- 29.03.2015 00:00
Herkesle her türlü askeri işbirliğini içine sindiren Türkiye Cumhuriyeti, YPG ile Süleyman Şah Türbesi konusunda işbirliğini kabullenmeyeceğini ilan etti. Üstelik meseleyi onur meselesi olarak tarif ederek kendini bağladı. Hadi geçmişin gerçekliğini bir tarafa bırakalım. Bundan sonra öyle yada böyle komşu olduğumuz Suriye Kürtleri ile işbirliğini askeri alanlarda da zorunlu kılacak gelişmeler yaşanırsa TSK nasıl bir tutum sergileyecek ? “Eşme ruhu” diye tanımlanan pozisyonu şanına yakıştıramayan Türkiye devleti, Suriye rejimine karşı “eğit donat” konseptini pekala kabullenebiliyor.
Görünen o ki, Süleyman Şah operasyonunu geçince kimseye ihtiyacı olmayacağını düşünenler içine düştükleri çaresizliğin intikamını da Roboski halkının katırlarından almaya karar vermişler. Kürtlere yoldaşlık, yol arkadaşlığı yapan katırlar bile olsa bunun hesabının sorulacağını herkese göstermek için ibreti alem bir katliam gerçekleştirildi.
Bu tablonun sorumlusu sadece ve öncelikle askerler değil, onlara bu fırsatı veren siyasi aktörlerdir. Roboski’de 34 kişinin uçaklarla katledilmesinin yargılama konusu bile yapılamamış olması karşısında suçunun hesabını vermek yerine öfkesinin faturasını katırlara kesmek bize özgü bir adalet anlayışını yansıtıyor.
Henüz anaların gözyaşını dindirecek olanın sadece çatışmasızlık olmadığını idrak edemeyenler, hakikat ve yüzleşme konusunda adım atmayı göze alamazlar. Cumhurbaşkanının “Kürtler hala ne istiyor ?” sorusuna “çocuklarımızın kemiklerini istiyoruz” cevabı veren anaların rızasını almadan çözüm ve barışın mümkün olmayacağını devletli idrak ettiğinde geç olacak.
Anaların acısını anlayamayanların katırların acısını anlaması beklenemez.
Ankara’da yozlaşmış siyasal ilişkilerden kaynaklı pis kokuların dışarıya vurduğu koltuk kavgası içinde katırların lafı mı olur ?

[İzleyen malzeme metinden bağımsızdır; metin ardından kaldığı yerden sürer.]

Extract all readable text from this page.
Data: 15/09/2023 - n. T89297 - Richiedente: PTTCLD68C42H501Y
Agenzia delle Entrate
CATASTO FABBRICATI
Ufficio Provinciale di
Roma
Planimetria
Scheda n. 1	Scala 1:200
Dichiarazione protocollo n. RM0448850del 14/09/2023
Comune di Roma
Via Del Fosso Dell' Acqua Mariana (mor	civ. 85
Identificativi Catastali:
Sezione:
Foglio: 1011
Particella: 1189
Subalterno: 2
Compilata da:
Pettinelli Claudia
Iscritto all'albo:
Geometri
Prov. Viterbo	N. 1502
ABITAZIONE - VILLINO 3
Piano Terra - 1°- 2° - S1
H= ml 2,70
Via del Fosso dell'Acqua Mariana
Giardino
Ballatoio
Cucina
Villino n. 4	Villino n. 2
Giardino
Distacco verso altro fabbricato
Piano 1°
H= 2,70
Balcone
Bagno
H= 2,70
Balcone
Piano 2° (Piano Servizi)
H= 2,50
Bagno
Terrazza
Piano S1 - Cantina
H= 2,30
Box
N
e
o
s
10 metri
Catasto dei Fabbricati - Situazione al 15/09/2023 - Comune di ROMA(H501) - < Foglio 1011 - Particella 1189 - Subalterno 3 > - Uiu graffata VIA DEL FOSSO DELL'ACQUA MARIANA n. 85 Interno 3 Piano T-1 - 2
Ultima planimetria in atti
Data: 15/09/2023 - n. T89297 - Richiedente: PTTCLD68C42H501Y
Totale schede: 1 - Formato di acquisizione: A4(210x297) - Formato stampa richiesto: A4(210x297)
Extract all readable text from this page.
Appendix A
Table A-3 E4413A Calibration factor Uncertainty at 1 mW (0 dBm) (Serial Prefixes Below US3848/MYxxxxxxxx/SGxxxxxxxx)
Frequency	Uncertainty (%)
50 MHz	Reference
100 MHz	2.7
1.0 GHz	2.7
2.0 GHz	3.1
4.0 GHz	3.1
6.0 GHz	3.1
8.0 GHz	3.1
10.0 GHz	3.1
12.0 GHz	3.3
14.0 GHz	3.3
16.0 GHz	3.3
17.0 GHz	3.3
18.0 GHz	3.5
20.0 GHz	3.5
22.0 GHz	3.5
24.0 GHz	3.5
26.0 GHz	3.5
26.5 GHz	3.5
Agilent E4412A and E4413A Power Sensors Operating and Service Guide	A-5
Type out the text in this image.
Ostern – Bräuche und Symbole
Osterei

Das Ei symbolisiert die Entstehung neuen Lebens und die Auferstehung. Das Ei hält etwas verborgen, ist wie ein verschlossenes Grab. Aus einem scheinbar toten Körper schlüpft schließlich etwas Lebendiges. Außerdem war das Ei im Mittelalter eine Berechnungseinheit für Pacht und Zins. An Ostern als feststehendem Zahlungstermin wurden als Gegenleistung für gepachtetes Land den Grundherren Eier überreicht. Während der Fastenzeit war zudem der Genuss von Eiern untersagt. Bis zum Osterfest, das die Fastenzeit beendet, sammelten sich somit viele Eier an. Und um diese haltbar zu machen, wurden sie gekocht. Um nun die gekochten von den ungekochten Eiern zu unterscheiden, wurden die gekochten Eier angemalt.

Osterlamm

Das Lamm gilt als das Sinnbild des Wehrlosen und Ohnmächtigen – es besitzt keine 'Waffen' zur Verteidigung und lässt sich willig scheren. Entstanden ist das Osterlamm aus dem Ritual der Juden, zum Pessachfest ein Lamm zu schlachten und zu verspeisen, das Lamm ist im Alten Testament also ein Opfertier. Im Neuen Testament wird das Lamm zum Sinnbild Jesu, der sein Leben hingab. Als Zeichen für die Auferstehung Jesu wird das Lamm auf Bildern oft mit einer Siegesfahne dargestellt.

Doksanlı yılların davalarında zaman aşımı sınırına dayanılmışken Roboski davasında mesafe alınmasını beklemek abesle iştigal galiba !
Katırlar üzerinden güç gösterisi yapabilecek kadar ileri giden bir devletin içine düştüğü yalnızlık ve çaresizliğin tarifi için başka örneğe ihtiyaç yok sanıyorum.
Katırlar Kürtlerin olunca “batıdaki hayvan severler niye isyan etmiyor ?” diye sitem edenler elbette haklılar. Ancak galiba içinden geçtiğimiz dönem, dostça davranmalarını beklediklerimize serzenişte bulunmaktan çok, toplumsal kırılmaları tetikleyerek egemenliğini sürdürmeye çalışanların oyunlarına karşı dikkatli olmayı gerektiriyor.